I am a Proud Middle Child
How being a middle child shaped who I am.
August 12th is National Middle Child Day. Perhaps it’s meant to take place when people are so absorbed in their summer plans that like the middle child, the day goes unnoticed.
The theory that birth order affects one’s personality dates back to notable psychiatrist, Alfred Adler. But there’s much controversy surrounding the science of The Middle Child and the associated syndrome. For years, researchers have attempted to study “The Middle Child,” yielding some pretty disturbing results; numerous claims have even suggested that a middle child has an increased risk of delinquency and manipulative behavior.
A fellow middle child told me that growing up, she was savvy about leveraging her position in the family.

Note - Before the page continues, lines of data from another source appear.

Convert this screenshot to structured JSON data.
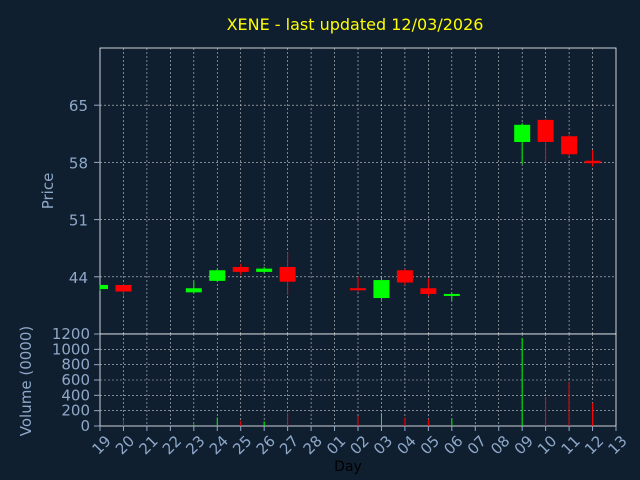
{
  "chart_data": {
    "title": "XENE - last updated 12/03/2026",
    "xlabel": "Day",
    "ylabel_price": "Price",
    "ylabel_volume": "Volume (0000)",
    "x_ticks": [
      "19",
      "20",
      "21",
      "22",
      "23",
      "24",
      "25",
      "26",
      "27",
      "28",
      "01",
      "02",
      "03",
      "04",
      "05",
      "06",
      "07",
      "08",
      "09",
      "10",
      "11",
      "12",
      "13"
    ],
    "price_ticks": [
      44,
      51,
      58,
      65
    ],
    "price_ylim": [
      37,
      72
    ],
    "volume_ticks": [
      0,
      200,
      400,
      600,
      800,
      1000,
      1200
    ],
    "volume_ylim": [
      0,
      1200
    ],
    "grid": true,
    "colors": {
      "up": "#00ff00",
      "down": "#ff0000",
      "title": "#ffff00",
      "axis": "#8fa8c8",
      "grid": "#c8c8c8",
      "background": "#0f1f30"
    },
    "type": "candlestick",
    "candles": [
      {
        "day": "19",
        "open": 42.5,
        "high": 43.0,
        "low": 42.3,
        "close": 43.0,
        "volume": 0
      },
      {
        "day": "20",
        "open": 43.0,
        "high": 43.1,
        "low": 41.7,
        "close": 42.2,
        "volume": 80
      },
      {
        "day": "23",
        "open": 42.1,
        "high": 43.5,
        "low": 42.0,
        "close": 42.6,
        "volume": 20
      },
      {
        "day": "24",
        "open": 43.5,
        "high": 45.0,
        "low": 43.4,
        "close": 44.8,
        "volume": 110
      },
      {
        "day": "25",
        "open": 45.2,
        "high": 45.6,
        "low": 44.2,
        "close": 44.6,
        "volume": 70
      },
      {
        "day": "26",
        "open": 44.6,
        "high": 45.2,
        "low": 44.5,
        "close": 45.0,
        "volume": 60
      },
      {
        "day": "27",
        "open": 45.2,
        "high": 47.0,
        "low": 41.8,
        "close": 43.4,
        "volume": 170
      },
      {
        "day": "02",
        "open": 42.6,
        "high": 44.0,
        "low": 42.2,
        "close": 42.5,
        "volume": 130
      },
      {
        "day": "03",
        "open": 41.4,
        "high": 44.0,
        "low": 41.2,
        "close": 43.6,
        "volume": 170
      },
      {
        "day": "04",
        "open": 44.8,
        "high": 45.0,
        "low": 43.0,
        "close": 43.3,
        "volume": 110
      },
      {
        "day": "05",
        "open": 42.6,
        "high": 43.8,
        "low": 41.6,
        "close": 41.9,
        "volume": 90
      },
      {
        "day": "06",
        "open": 41.7,
        "high": 42.0,
        "low": 41.1,
        "close": 41.9,
        "volume": 100
      },
      {
        "day": "09",
        "open": 60.5,
        "high": 62.8,
        "low": 57.8,
        "close": 62.6,
        "volume": 1150
      },
      {
        "day": "10",
        "open": 63.2,
        "high": 63.3,
        "low": 58.0,
        "close": 60.5,
        "volume": 380
      },
      {
        "day": "11",
        "open": 61.2,
        "high": 61.4,
        "low": 58.8,
        "close": 59.0,
        "volume": 570
      },
      {
        "day": "12",
        "open": 58.2,
        "high": 59.5,
        "low": 57.5,
        "close": 57.9,
        "volume": 300
      }
    ]
  }
}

If the older children were granted a privilege, she’d insist that she be included in it, because she was “one of the older ones.” When younger children were being treated to something, she insisted that she was “one of the younger ones.”

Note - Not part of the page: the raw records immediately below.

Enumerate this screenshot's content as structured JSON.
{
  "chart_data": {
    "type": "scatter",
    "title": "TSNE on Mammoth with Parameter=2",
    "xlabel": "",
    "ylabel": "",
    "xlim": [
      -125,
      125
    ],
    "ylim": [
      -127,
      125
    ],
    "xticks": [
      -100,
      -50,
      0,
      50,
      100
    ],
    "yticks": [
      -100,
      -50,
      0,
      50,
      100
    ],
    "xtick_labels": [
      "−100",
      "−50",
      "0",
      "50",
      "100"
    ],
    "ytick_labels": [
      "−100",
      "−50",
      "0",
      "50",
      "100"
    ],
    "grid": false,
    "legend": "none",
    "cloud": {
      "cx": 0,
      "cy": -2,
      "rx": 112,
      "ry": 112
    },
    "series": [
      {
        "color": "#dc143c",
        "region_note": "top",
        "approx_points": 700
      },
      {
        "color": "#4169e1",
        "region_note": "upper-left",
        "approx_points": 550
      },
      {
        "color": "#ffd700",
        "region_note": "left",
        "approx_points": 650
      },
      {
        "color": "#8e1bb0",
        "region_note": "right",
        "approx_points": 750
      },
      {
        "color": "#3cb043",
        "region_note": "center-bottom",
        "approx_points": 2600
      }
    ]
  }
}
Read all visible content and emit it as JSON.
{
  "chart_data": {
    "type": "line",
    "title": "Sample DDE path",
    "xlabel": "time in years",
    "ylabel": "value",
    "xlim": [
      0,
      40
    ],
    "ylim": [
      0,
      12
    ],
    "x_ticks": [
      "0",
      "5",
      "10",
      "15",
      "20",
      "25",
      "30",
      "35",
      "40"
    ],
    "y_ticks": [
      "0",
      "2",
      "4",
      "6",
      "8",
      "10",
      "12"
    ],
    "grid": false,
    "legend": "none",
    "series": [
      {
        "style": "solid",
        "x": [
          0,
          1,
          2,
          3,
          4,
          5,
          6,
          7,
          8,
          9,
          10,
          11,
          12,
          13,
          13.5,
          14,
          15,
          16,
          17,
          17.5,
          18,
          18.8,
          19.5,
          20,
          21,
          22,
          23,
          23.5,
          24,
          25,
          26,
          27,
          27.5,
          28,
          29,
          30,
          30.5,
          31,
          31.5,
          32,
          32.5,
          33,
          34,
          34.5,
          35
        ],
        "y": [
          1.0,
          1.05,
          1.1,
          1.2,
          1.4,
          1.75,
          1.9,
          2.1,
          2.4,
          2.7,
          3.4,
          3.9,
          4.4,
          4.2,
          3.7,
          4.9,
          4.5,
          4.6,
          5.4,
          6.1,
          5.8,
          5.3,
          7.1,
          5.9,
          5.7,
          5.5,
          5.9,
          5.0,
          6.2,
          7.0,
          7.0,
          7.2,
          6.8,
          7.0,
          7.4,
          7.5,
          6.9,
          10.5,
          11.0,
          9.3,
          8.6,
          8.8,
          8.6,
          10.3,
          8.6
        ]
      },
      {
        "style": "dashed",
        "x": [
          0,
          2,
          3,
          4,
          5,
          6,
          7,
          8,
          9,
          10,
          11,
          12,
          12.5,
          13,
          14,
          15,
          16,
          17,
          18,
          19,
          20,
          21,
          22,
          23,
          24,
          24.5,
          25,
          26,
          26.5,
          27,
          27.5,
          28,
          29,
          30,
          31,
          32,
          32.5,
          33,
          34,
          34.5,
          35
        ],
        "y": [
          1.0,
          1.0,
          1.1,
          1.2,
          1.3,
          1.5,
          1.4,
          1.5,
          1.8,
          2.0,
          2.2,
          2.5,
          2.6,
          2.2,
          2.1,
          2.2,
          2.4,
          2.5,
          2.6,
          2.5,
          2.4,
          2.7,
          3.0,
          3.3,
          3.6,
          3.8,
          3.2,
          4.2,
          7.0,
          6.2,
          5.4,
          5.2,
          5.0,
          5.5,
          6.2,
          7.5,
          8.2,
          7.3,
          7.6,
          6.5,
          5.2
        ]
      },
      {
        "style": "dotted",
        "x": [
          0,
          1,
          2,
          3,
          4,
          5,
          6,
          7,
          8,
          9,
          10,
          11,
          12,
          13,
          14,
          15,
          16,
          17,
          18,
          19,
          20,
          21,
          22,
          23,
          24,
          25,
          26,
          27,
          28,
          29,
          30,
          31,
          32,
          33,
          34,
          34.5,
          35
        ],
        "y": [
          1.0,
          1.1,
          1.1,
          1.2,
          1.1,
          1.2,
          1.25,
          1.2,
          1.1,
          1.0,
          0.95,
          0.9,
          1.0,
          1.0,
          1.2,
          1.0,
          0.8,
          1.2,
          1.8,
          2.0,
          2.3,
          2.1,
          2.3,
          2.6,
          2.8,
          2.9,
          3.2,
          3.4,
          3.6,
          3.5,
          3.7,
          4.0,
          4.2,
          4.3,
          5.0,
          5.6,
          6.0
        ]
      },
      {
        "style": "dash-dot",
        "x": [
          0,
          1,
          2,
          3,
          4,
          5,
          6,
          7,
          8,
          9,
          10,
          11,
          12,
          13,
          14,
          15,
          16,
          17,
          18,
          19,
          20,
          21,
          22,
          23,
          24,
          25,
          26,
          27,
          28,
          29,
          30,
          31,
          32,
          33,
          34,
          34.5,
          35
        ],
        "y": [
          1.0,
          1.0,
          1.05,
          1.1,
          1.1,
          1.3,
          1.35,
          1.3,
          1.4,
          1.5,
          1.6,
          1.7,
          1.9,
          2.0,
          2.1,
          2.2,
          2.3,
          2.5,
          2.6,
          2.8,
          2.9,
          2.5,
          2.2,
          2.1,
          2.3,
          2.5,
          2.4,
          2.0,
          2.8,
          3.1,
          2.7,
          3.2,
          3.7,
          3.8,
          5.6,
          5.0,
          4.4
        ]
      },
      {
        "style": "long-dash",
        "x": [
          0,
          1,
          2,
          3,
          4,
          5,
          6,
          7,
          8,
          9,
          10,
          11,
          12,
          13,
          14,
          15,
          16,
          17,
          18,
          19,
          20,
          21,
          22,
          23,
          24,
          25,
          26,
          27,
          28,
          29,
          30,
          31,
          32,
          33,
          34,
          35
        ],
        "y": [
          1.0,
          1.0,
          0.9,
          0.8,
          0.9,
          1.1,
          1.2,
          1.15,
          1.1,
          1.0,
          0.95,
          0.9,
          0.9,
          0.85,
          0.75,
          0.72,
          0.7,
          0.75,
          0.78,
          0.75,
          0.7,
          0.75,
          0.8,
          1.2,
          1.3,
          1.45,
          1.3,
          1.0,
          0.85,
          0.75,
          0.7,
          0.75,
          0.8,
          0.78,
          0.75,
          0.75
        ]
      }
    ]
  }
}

I’d hardly call this manipulative; it’s just a talent for bargaining!
In honor of this special day, I celebrate how being a middle child has fostered my own growth, especially when it comes to interpersonal skills.
1. I’ve learned to bail everyone out of trouble
Life is messy and people face challenges. As the middle child, no one is afraid to approach me for help because I’m not the strong-willed oldest, nor the youngest, who’s busy trying to keep up with everyone.
I don’t think it’s a coincidence that the tribe of Dan, descending from one of Jacob’s honorary middle children (due to complicated maternal dynamics, he’s traditionally listed as a middle child), was relegated to the back of the moving desert encampment; the tribe of Dan was characteristically tasked with the responsibility of making sure that no one was left behind. Similarly, I’ve been the one to gather any laggers. If a family member is stranded, or misses the bus, you’ll see my blue minivan coming to the rescue (even if it might not seem like the most heroic vehicle).
2. I’ve internalized the art of empathy
As the Chips Ahoy! commercial used to sing, “I’m squeezed in the middle…” I support the load of my older sibling on one shoulder, and that of my younger siblings on the other. With weight on both sides, I often find myself genuinely suffering for others.
And while many mothers have likely locked themselves in a room to cry to “Surface Pressure,” from the movie Encanto, as a middle child, the song strikes me on a second level. Luisa Madrigal, a fellow middle child, sings, “Give it to your sister and never wonder, if the same pressure would’ve pulled you under…”
Yes, Luisa, I feel the pressure too! As the empathetic middle children of our respective families, we carry great responsibility.
Remarkably, even when someone is unkind to me, I can’t bear to see him suffer. And I often marvel at what happens when our empathetic 5-year-old’s siblings are in “time-out” for being mean to him. You’d expect him to smile smugly, but instead, as our original middle child, he begs us to set them free.
3. Family members come to me for advice
As the invisible passenger who quietly surveys the scene, I’ve gained much wisdom. My older sibling who is tasked with trailblazing has come to me when unsure how to climb. Younger siblings have looked to me for advice, because of my unique position of learning from my older sibling’s mistakes.
Knowing that I have a scenic vantage point, along with empathy, my parents have come to me as well.
4. I’ve uncovered how to live without recognition
Because I am so used to being an observer who guides others, I don’t expect people to focus on me. I remember wondering before my wedding, how will I handle so much attention?
Similarly, our son’s pre-school teacher quickly learned not to make him “Star of the Week” because he got upset from the acknowledgement. As parents, it’s been difficult to no longer see him celebrated this way, but I must say that as a fellow middle child, I totally understand him.
5. I’ve developed into the “Peacemaker”
The quintessential peacemaker and middle child is Moses’ brother, Aaron who was a lover and pursuer of peace. When Aaron died, the entire nation wept due to the loss of their family mediator.
Why does being the middle child hone such skills? Perhaps it’s because no one views us as intimidating. Without the attention reserved for the eldest and youngest children, we are the invisible force that quietly draws people back together. We are the bridge between the older and the younger, which places us in an invaluable position.
To all my fellow Middle Children out there, I empower you to try to reach inside and see how your place in the family has positively shaped you. Despite the challenges you’ve faced, you have persevered. Even if no one else celebrates, I’ll be thinking of you on August 12th.